I have “the tooth,” too. it’s still G3 with 8.2.
What about the original iPod (brick)? haha
I have mine still and it works perfectly. Granted, I still have to keep that old 6-pin firewire (which I loved by the way) and 120v connector lying around but, it’s in perfect condition and in a very nice leather case. No scratches or dings.
To me it’s art and just knew when I got it and held it in my hand it would change the world.
I have a fully loaded iMac G3 700 mhz Snow SE that works just fine. I fire it up and play iTunes through the built in Harman-Kardon speakers and the external iSub subwoofer. Great little machine.
I had one of the g3 aio’s. called it “the big tooth.” I really liked that machine…. You know how (especially in the old days) different computers had different personalities? This one had a good temperament.
I agree, we upgraded it a lot, better G3 processor, bigger HD, CD-R, Zip drive died on it. Made it to 10.2.8. Eventually died.
Twentieth Anniversary Mac (1997)
Got it.
Gems? I see relics.
You see relics, I see history and memories..
Like living in the past?
Still got my first Mac… a Mac+ with fan installed. Still got the original system discs… stored away somewhere.
It booted up just fine the last time I tried it… about a decade ago.
Maybe I’ll have it bronzed.
i still have my powerbook 165c. surprised that did not make the rare list. i never see those anymore.

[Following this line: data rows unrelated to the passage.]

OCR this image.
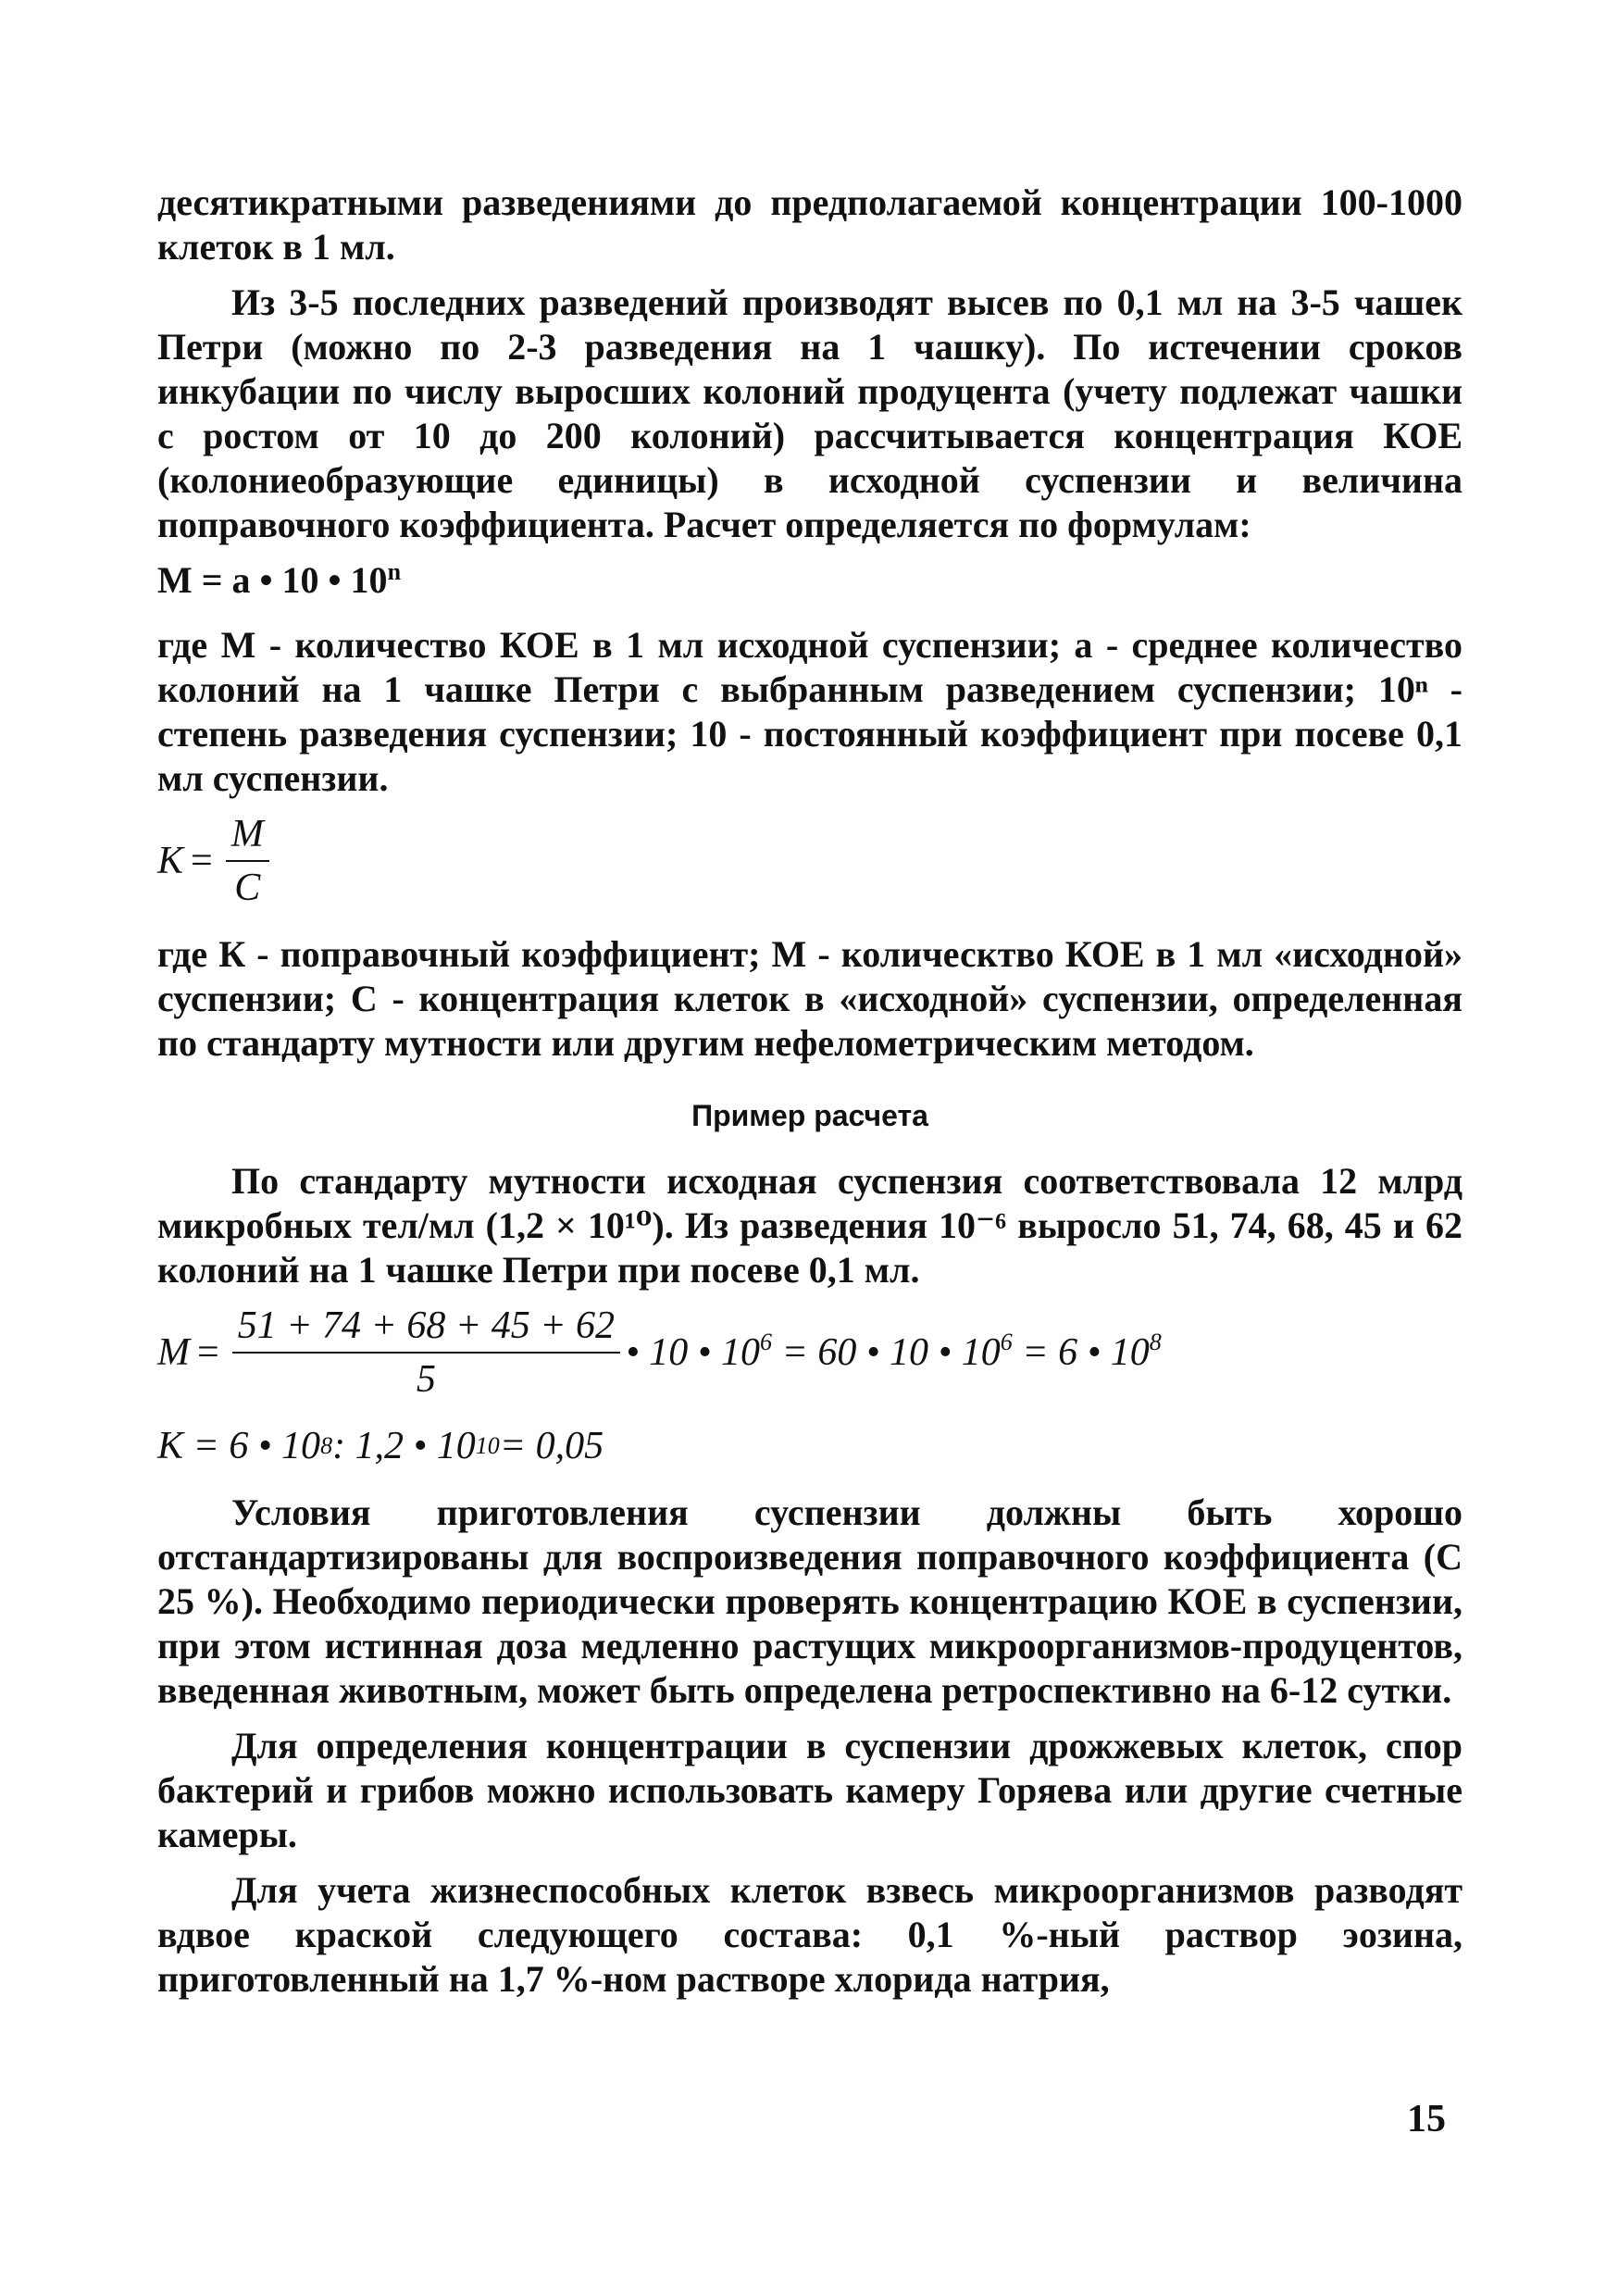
десятикратными разведениями до предполагаемой концентрации 100-1000 клеток в 1 мл.

Из 3-5 последних разведений производят высев по 0,1 мл на 3-5 чашек Петри (можно по 2-3 разведения на 1 чашку). По истечении сроков инкубации по числу выросших колоний продуцента (учету подлежат чашки с ростом от 10 до 200 колоний) рассчитывается концентрация КОЕ (колониеобразующие единицы) в исходной суспензии и величина поправочного коэффициента. Расчет определяется по формулам:

M = a • 10 • 10$^n$

где M - количество КОЕ в 1 мл исходной суспензии; а - среднее количество колоний на 1 чашке Петри с выбранным разведением суспензии; 10ⁿ - степень разведения суспензии; 10 - постоянный коэффициент при посеве 0,1 мл суспензии.

$K = \frac{M}{C}$

где К - поправочный коэффициент; М - колическтво КОЕ в 1 мл «исходной» суспензии; С - концентрация клеток в «исходной» суспензии, определенная по стандарту мутности или другим нефелометрическим методом.

Пример расчета

По стандарту мутности исходная суспензия соответствовала 12 млрд микробных тел/мл (1,2 × 10¹⁰). Из разведения 10⁻⁶ выросло 51, 74, 68, 45 и 62 колоний на 1 чашке Петри при посеве 0,1 мл.

$M = \frac{51 + 74 + 68 + 45 + 62}{5}$ • 10 • $10^6 = 60$ • 10 • $10^6 = 6$ • $10^8$
K = 6 • 10 8 : 1,2 • 10 10 = 0,05

Условия приготовления суспензии должны быть хорошо отстандартизированы для воспроизведения поправочного коэффициента (С 25 %). Необходимо периодически проверять концентрацию КОЕ в суспензии, при этом истинная доза медленно растущих микроорганизмов-продуцентов, введенная животным, может быть определена ретроспективно на 6-12 сутки.

Для определения концентрации в суспензии дрожжевых клеток, спор бактерий и грибов можно использовать камеру Горяева или другие счетные камеры.

Для учета жизнеспособных клеток взвесь микроорганизмов разводят вдвое краской следующего состава: 0,1 %-ный раствор эозина, приготовленный на 1,7 %-ном растворе хлорида натрия,

15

My first Mac was a 1992 PowerBook 170 which I took to London to work on a movie there. I remember it costing like $3700 which was a lot in those days. Only a 40 Mb drive in it but I LOVED it and so did everyone who saw it. Macs and PC’s were only then loving into film production around that time. Gave it to a friend in Seattle but haven’t seen it in a long time.
I had a Mac TV. It had Mac OS 9 and a cable TV coaxial connector and a built in tuner and the video card could capture a single frame of a TV program. Sold it to buy a 6115 I think back in the day. Didn’t like the CD cartridge drive though, too awkward.

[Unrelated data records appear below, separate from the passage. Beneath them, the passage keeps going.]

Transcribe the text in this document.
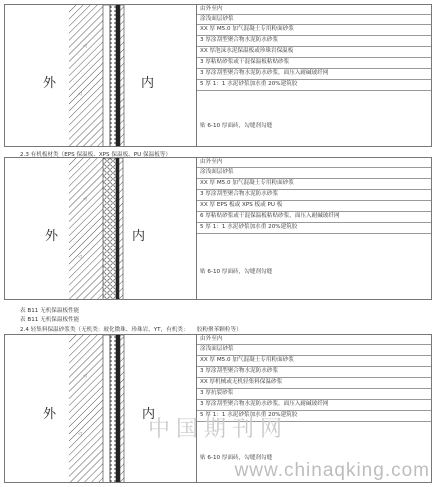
◁
◁
外	内
由外至内
涂浅面层砂浆
XX 厚 M5.0 加气混凝土专用粉面砂浆
3 厚涂刮型聚合物水泥防水砂浆
XX 厚泡沫水泥保温板或珍珠岩保温板
3 厚粘贴砂浆或干混保温板粘贴砂浆
3 厚涂刮型聚合物水泥防水砂浆，面压入耐碱玻纤网
5 厚 1：1 水泥砂浆加水重 20%建筑胶
贴 6-10 厚面砖，勾缝剂勾缝
2.3 有机板材类（EPS 保温板、XPS 保温板、PU 保温板等）
◁
◁
外	内
由外至内
涂浅面层砂浆
XX 厚 M5.0 加气混凝土专用粉面砂浆
3 厚涂刮型聚合物水泥防水砂浆
XX 厚 EPS 板或 XPS 板或 PU 板
6 厚粘贴砂浆或干混保温板粘贴砂浆，面压入耐碱玻纤网
5 厚 1：1 水泥砂浆加水重 20%建筑胶
贴 6-10 厚面砖，勾缝剂勾缝
表 B11 无机保温板性能
表 B11 无机保温板性能
2.4 轻集料保温砂浆类（无机类：玻化微珠、珍珠岩、YT，有机类：　　胶粉聚苯颗粒等）
◁
◁
外	内
由外至内
涂浅面层砂浆
XX 厚 M5.0 加气混凝土专用粉面砂浆
3 厚涂刮型聚合物水泥防水砂浆
XX 厚机械或无机轻集料保温砂浆
3 厚抗裂砂浆
3 厚涂刮型聚合物水泥防水砂浆，面压入耐碱玻纤网
5 厚 1：1 水泥砂浆加水重 20%建筑胶
贴 6-10 厚面砖，勾缝剂勾缝
中国期刊网
www.chinaqking.com
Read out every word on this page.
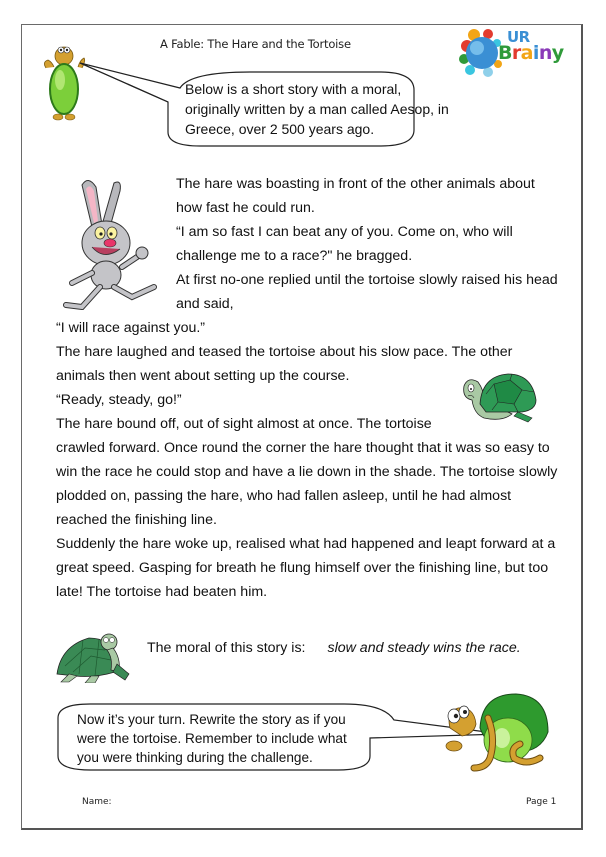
A Fable: The Hare and the Tortoise	UR
Brainy
Below is a short story with a moral,
originally written by a man called Aesop, in
Greece, over 2 500 years ago.
The hare was boasting in front of the other animals about
how fast he could run.
“I am so fast I can beat any of you. Come on, who will
challenge me to a race?" he bragged.
At first no-one replied until the tortoise slowly raised his head
and said,
“I will race against you.”
The hare laughed and teased the tortoise about his slow pace. The other
animals then went about setting up the course.
“Ready, steady, go!”
The hare bound off, out of sight almost at once. The tortoise
crawled forward. Once round the corner the hare thought that it was so easy to
win the race he could stop and have a lie down in the shade. The tortoise slowly
plodded on, passing the hare, who had fallen asleep, until he had almost
reached the finishing line.
Suddenly the hare woke up, realised what had happened and leapt forward at a
great speed. Gasping for breath he flung himself over the finishing line, but too
late! The tortoise had beaten him.
The moral of this story is: slow and steady wins the race.
Now it’s your turn. Rewrite the story as if you
were the tortoise. Remember to include what
you were thinking during the challenge.
Name:	Page 1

The G3 AIO, really? I’ve had one of those for years. It’s kind of ugly but it’s pretty cool to have an all-in-one Mac with three PCI slots and easy G4 upgradability. With patience you could even modify the internal video cable to run to a PCI video card. Ah, good times. 🙂
I thought they didn’t sell a lot of the Mac Cube. And it was well designed, that has to count for part of it.

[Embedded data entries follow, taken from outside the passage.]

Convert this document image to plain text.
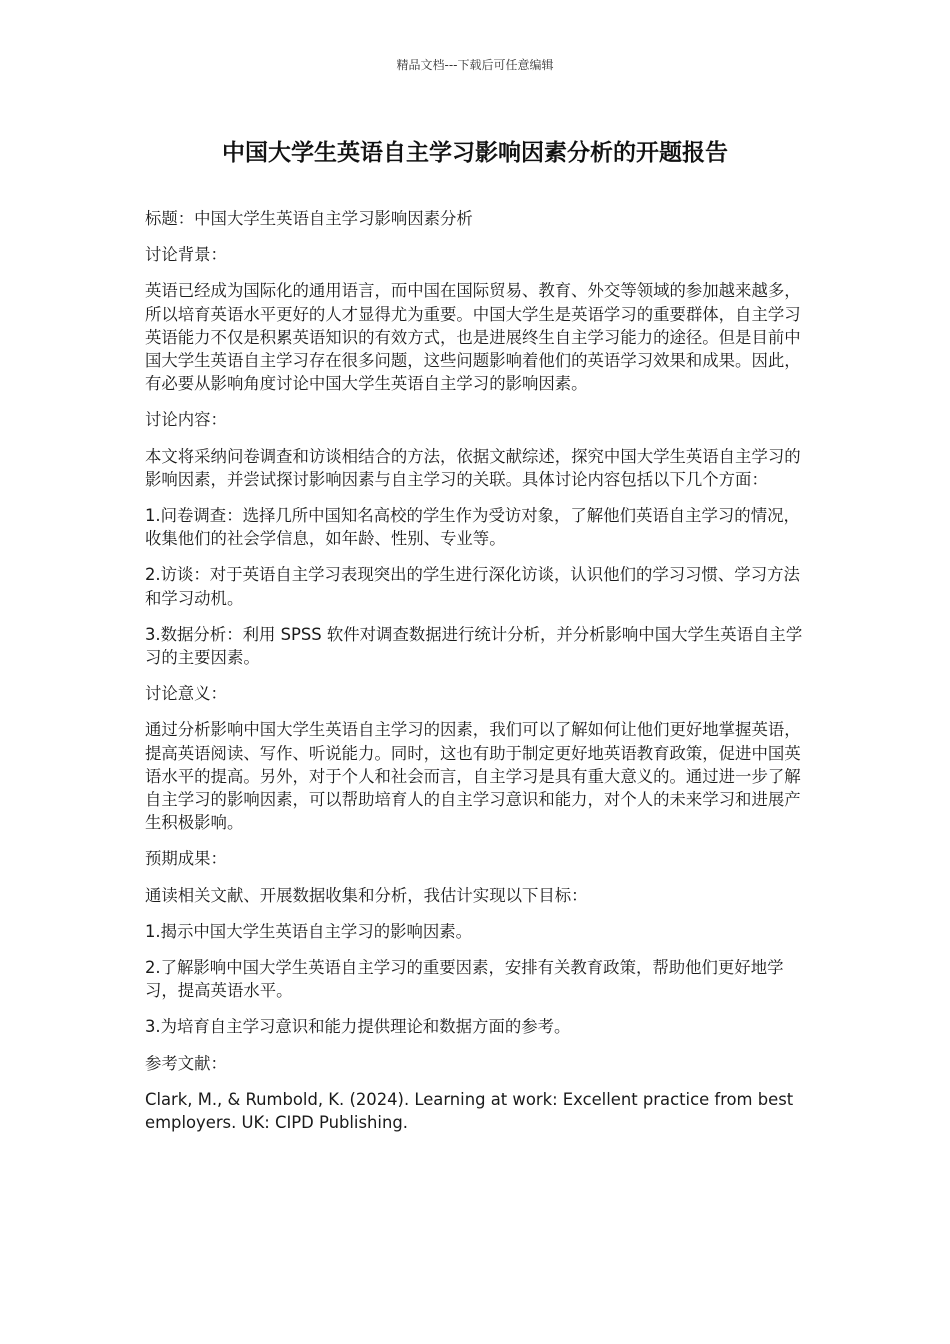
精品文档---下载后可任意编辑
中国大学生英语自主学习影响因素分析的开题报告

标题：中国大学生英语自主学习影响因素分析

讨论背景：

英语已经成为国际化的通用语言，而中国在国际贸易、教育、外交等领域的参加越来越多，所以培育英语水平更好的人才显得尤为重要。中国大学生是英语学习的重要群体，自主学习英语能力不仅是积累英语知识的有效方式，也是进展终生自主学习能力的途径。但是目前中国大学生英语自主学习存在很多问题，这些问题影响着他们的英语学习效果和成果。因此，有必要从影响角度讨论中国大学生英语自主学习的影响因素。

讨论内容：

本文将采纳问卷调查和访谈相结合的方法，依据文献综述，探究中国大学生英语自主学习的影响因素，并尝试探讨影响因素与自主学习的关联。具体讨论内容包括以下几个方面：

1.问卷调查：选择几所中国知名高校的学生作为受访对象，了解他们英语自主学习的情况，收集他们的社会学信息，如年龄、性别、专业等。

2.访谈：对于英语自主学习表现突出的学生进行深化访谈，认识他们的学习习惯、学习方法和学习动机。

3.数据分析：利用 SPSS 软件对调查数据进行统计分析，并分析影响中国大学生英语自主学习的主要因素。

讨论意义：

通过分析影响中国大学生英语自主学习的因素，我们可以了解如何让他们更好地掌握英语，提高英语阅读、写作、听说能力。同时，这也有助于制定更好地英语教育政策，促进中国英语水平的提高。另外，对于个人和社会而言，自主学习是具有重大意义的。通过进一步了解自主学习的影响因素，可以帮助培育人的自主学习意识和能力，对个人的未来学习和进展产生积极影响。

预期成果：

通读相关文献、开展数据收集和分析，我估计实现以下目标：

1.揭示中国大学生英语自主学习的影响因素。

2.了解影响中国大学生英语自主学习的重要因素，安排有关教育政策，帮助他们更好地学习，提高英语水平。

3.为培育自主学习意识和能力提供理论和数据方面的参考。

参考文献：

Clark, M., & Rumbold, K. (2024). Learning at work: Excellent practice from best employers. UK: CIPD Publishing.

I can’t imagine they sold a lot of Mac Portable’s either.
Not surprised to see the Twentieth Anniversary Mac, would have loved to play with one of those.
iMac G3 Flower Power.
I don’t care what anyone says, I love my Blue Dalmatian G3, and I think it looks cool. 🙂
Please… I have a function Powerbook 100 with all accompanying hardware and software.
My first computer was the tooth or all in one. Still have it and it works.
So how do I cash in my Apple TV for that Ferrari then? All bits, though no box, and set aside in about 1996, with no obvious cash value. It’s in UK, with PAL tuner I think.
TAM Mint condition including all the accessories and literature. All in original box and stored. My favorite Mac design and I didn’t have the BOSE SUB Buzzing problem.